Earning an associate’s or bachelor’s degree nursing is sufficient for many entry level positions, but if you’re serious about a taking your nursing career to the next level you should probably consider furthering your education with a Master of Science in Nursing (MSN). An MSN degree will provide you with the background, skills and intricate knowledge of nursing science and patient care required to deliver high-quality care in specialized areas, such as advanced clinical training or research. Best of all an MSN degree will qualify you for a variety of new career possibilities.
Nurses who have earned an MSN degree are called advanced practice nurses (APNs). Advanced practice nurses today deliver health care services and treatments that were previously delivered only by medical doctors. The advanced practice services provided by APNs usually fall into one of the following areas:
- Nurse Practitioner (NP)
- Clinical Nurse Specialist (CNS)
- Certified Nurse Anesthetist (CRNA)
- Certified Nurse-Midwife (CNM)
The Master’s of Science in Nursing Program
The typical Master of Science in Nursing degree program takes 1 to 2 years to complete. Nursing professionals who have specific career goals may combine their MSN, via a joint degree program, with a master’s level education in business administration, healthcare administration or public health.

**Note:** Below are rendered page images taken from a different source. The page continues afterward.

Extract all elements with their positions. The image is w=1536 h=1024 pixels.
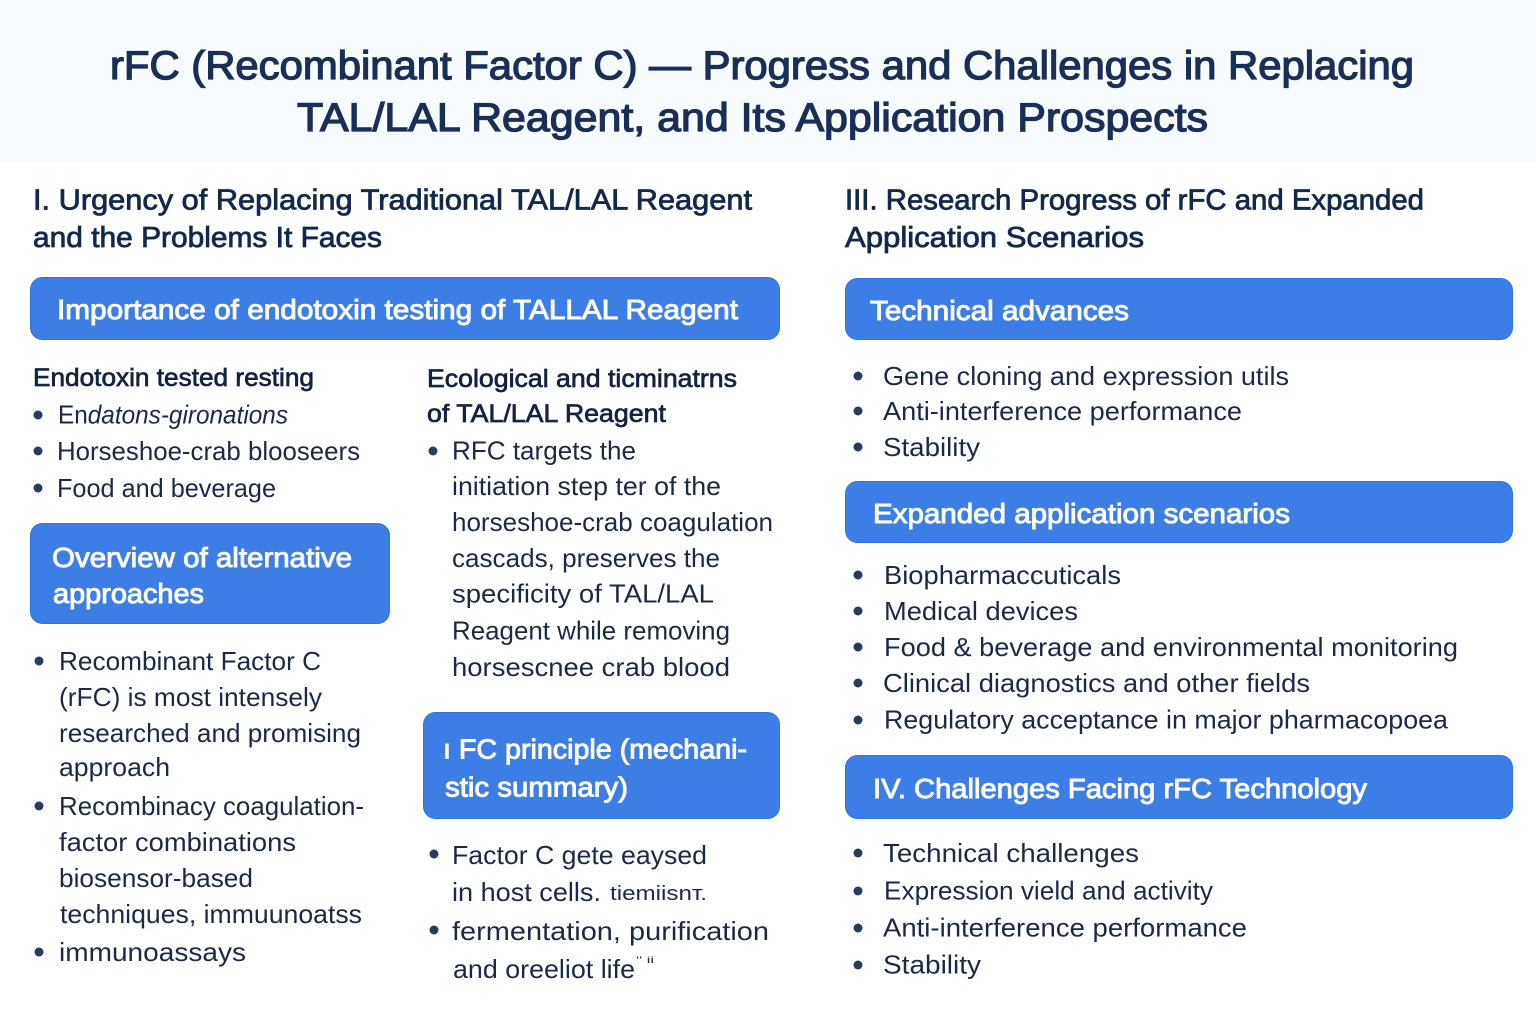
heading: section I	[33, 184, 752, 254]
text block: rFC principle list: '' ii	[636, 955, 654, 965]
text block: endotoxin tested resting	[33, 364, 360, 503]
text block: rFC principle list: Factor C gete eaysed	[452, 840, 707, 870]
text block: endotoxin tested resting: Horseshoe-crab blooseers	[57, 436, 360, 466]
text block: technical advances list: Stability	[883, 432, 980, 462]
text block: application scenarios list: Biopharmaccuticals	[884, 560, 1121, 590]
text block: endotoxin tested resting: Endotoxin tested resting	[33, 364, 314, 392]
heading: section I: I. Urgency of Replacing Traditional TAL/LAL Reagent	[33, 184, 752, 216]
text block: ecological limitations of TAL/LAL reagent: Ecological and ticminatrns	[427, 365, 737, 393]
panel: rFC principle banner: stic summary)	[445, 772, 628, 802]
text block: rFC principle list: and oreeliot life	[453, 954, 635, 984]
text block: application scenarios list	[854, 560, 1458, 734]
text block: challenges list: Expression vield and activity	[884, 876, 1213, 906]
text block: alternative approaches list: researched and promising	[59, 718, 361, 748]
heading: section III: III. Research Progress of rFC and Expanded	[845, 184, 1424, 216]
text block: application scenarios list: Regulatory acceptance in major pharmacopoea	[884, 704, 1449, 734]
text block: rFC principle list	[430, 840, 769, 984]
panel: overview of alternative approaches banner: approaches	[53, 578, 204, 609]
text block: alternative approaches list: factor combinations	[59, 827, 296, 857]
panel: importance of endotoxin testing banner: Importance of endotoxin testing of TALLAL Reagent	[57, 294, 738, 325]
text block: ecological limitations of TAL/LAL reagent: of TAL/LAL Reagent	[427, 400, 666, 428]
panel: technical advances banner: Technical advances	[870, 295, 1129, 326]
text block: challenges list: Technical challenges	[883, 838, 1139, 868]
text block: ecological limitations of TAL/LAL reagent: Reagent while removing	[452, 616, 730, 646]
title	[110, 44, 1414, 140]
panel: expanded application scenarios banner: Expanded application scenarios	[873, 498, 1290, 529]
text block: application scenarios list: Food & beverage and environmental monitoring	[884, 632, 1458, 662]
panel: importance of endotoxin testing banner	[30, 278, 780, 340]
text block: ecological limitations of TAL/LAL reagent: cascads, preserves the	[452, 543, 720, 573]
text block: alternative approaches list: (rFC) is most intensely	[59, 682, 322, 712]
text block: ecological limitations of TAL/LAL reagent: horsescnee crab blood	[452, 652, 730, 682]
text block: alternative approaches list: Recombinant Factor C	[59, 646, 321, 676]
heading: section I: and the Problems It Faces	[33, 222, 382, 254]
text block: endotoxin tested resting: Food and beverage	[57, 473, 276, 503]
text block: technical advances list: Gene cloning and expression utils	[883, 361, 1289, 391]
text block: application scenarios list: Clinical diagnostics and other fields	[883, 668, 1310, 698]
text block: ecological limitations of TAL/LAL reagent	[427, 365, 773, 682]
panel: expanded application scenarios banner	[846, 482, 1512, 542]
text block: rFC principle list: in host cells.	[452, 877, 601, 907]
panel: section IV challenges banner	[846, 756, 1512, 818]
text block: ecological limitations of TAL/LAL reagent: horseshoe-crab coagulation	[452, 507, 773, 537]
title: rFC (Recombinant Factor C) — Progress and Challenges in Replacing	[110, 44, 1414, 88]
text block: alternative approaches list: Recombinacy coagulation-	[59, 791, 364, 821]
text block: challenges list	[854, 838, 1247, 980]
title banner	[0, 0, 1536, 162]
text block: rFC principle list: tiemiisnт.	[610, 883, 707, 905]
text block: ecological limitations of TAL/LAL reagent: RFC targets the	[452, 436, 636, 466]
panel: rFC principle banner	[424, 712, 780, 818]
text block: technical advances list	[854, 361, 1289, 462]
text block: endotoxin tested resting: Endatons-gironations	[58, 400, 288, 430]
panel: overview of alternative approaches banner: Overview of alternative	[52, 542, 352, 573]
heading: section III: Application Scenarios	[845, 222, 1144, 254]
text block: ecological limitations of TAL/LAL reagent: specificity of TAL/LAL	[452, 578, 714, 608]
text block: alternative approaches list: approach	[59, 752, 170, 782]
text block: alternative approaches list: biosensor-based	[59, 863, 253, 893]
text block: rFC principle list: fermentation, purification	[452, 916, 769, 946]
title: TAL/LAL Reagent, and Its Application Prospects	[297, 96, 1208, 140]
panel: section IV challenges banner: IV. Challenges Facing rFC Technology	[873, 773, 1367, 804]
text block: ecological limitations of TAL/LAL reagent: initiation step ter of the	[452, 471, 721, 501]
text block: challenges list: Anti-interference performance	[883, 912, 1247, 942]
text block: alternative approaches list: techniques, immuunoatss	[60, 899, 362, 929]
text block: technical advances list: Anti-interference performance	[883, 396, 1242, 426]
text block: alternative approaches list	[34, 646, 364, 967]
text block: application scenarios list: Medical devices	[884, 596, 1078, 626]
text block: challenges list: Stability	[883, 950, 981, 980]
heading: section III	[845, 184, 1424, 254]
panel: technical advances banner	[846, 278, 1512, 340]
text block: alternative approaches list: immunoassays	[59, 937, 246, 967]
panel: overview of alternative approaches banner	[30, 524, 390, 624]
panel: rFC principle banner: ı FC principle (mechani-	[443, 734, 747, 764]
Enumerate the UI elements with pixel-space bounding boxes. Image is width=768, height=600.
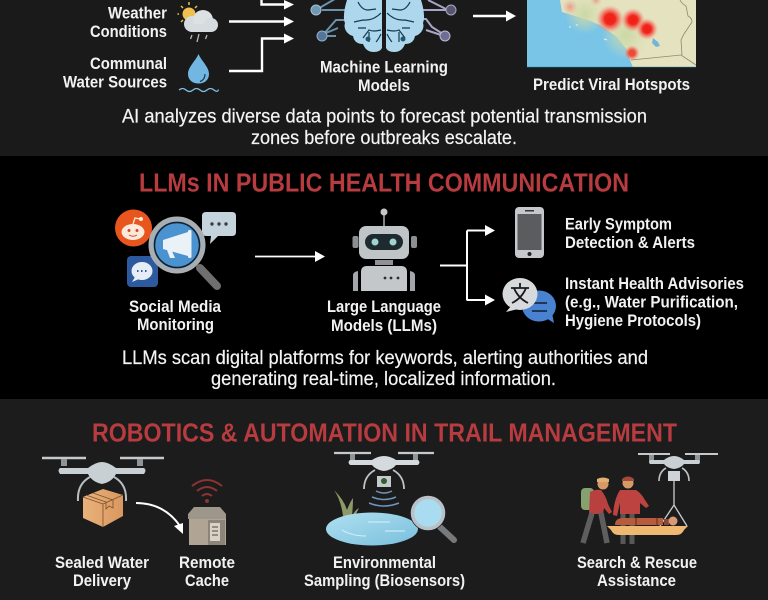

The majority of MSN programs have the following prerequisites:
- You must be a licensed RN
- You most possess a Bachelor of Science in Nursing (BSN) degree from an accredited school
- You must have earned a minimum GPA and/or GRE score
- You must have sufficient experience
Types of MSN Degree Programs
There are four types of Master of Science in Nursing (MSN) degrees. These include the following:
- RN to MSN – This program is designed for RNs who have already earned a Bachelor of Science in Nursing (BSN) and want to earn their Master of Science in Nursing (MSN) degree. The RN-to-MSN degree program allows RNs to apply credit earned during their BSN program towards their MSN degree. RN-to-MSN classes and course are typically tailored to meet the specific needs of the student.
- Direct Entry MSN – The Direct Entry MSN program is designed for professionals who have earned a bachelor’s degree in a non-nursing field and want to make a career change into nursing. The Direct Entry MSN offers students credit for having completed liberal arts requirements via another non-nursing degree program. The Direct Entry MSN is somewhat accelerated and usually takes three years to complete. During the first year of the program, students take entry-level nursing courses that focus on the basics of nursing science and patient care. The last two years of study are devoted to preparing the student for licensure as an RN and providing them with specialized training in a specific area of nursing.
- Post-Master’s Certificate – This certificate programs is designed for registered nurses who have already earned an MSN degree but want to add to their specialized education with an additional credential. This program helps nurses gain specialized training in specific areas of nursing and can lead to additional career advancement opportunities.
- Post-Certificate Master’s – Today most states and employers are requiring that advanced practice nurses have a Master’s of Science in Nursing (MSN) degree. However, it hasn’t always been that way. In the past, nurses could become an advanced practice nurse with only a bachelor’s degree and hands-on training. The Post-Certificate Master’s is an accelerated MSN program designed to help practicing Certified Registered Nurse Anesthetists (CRNA’s), Certified Nurse Practitioners (CNP’s) and Certified Nurse-Midwives (CNM’s) who don’t have an MSN to earn their MSN in the shortest amount of time possible. This program allows advanced practice nurses to apply credit toward their MSN degree based on previous education and experience.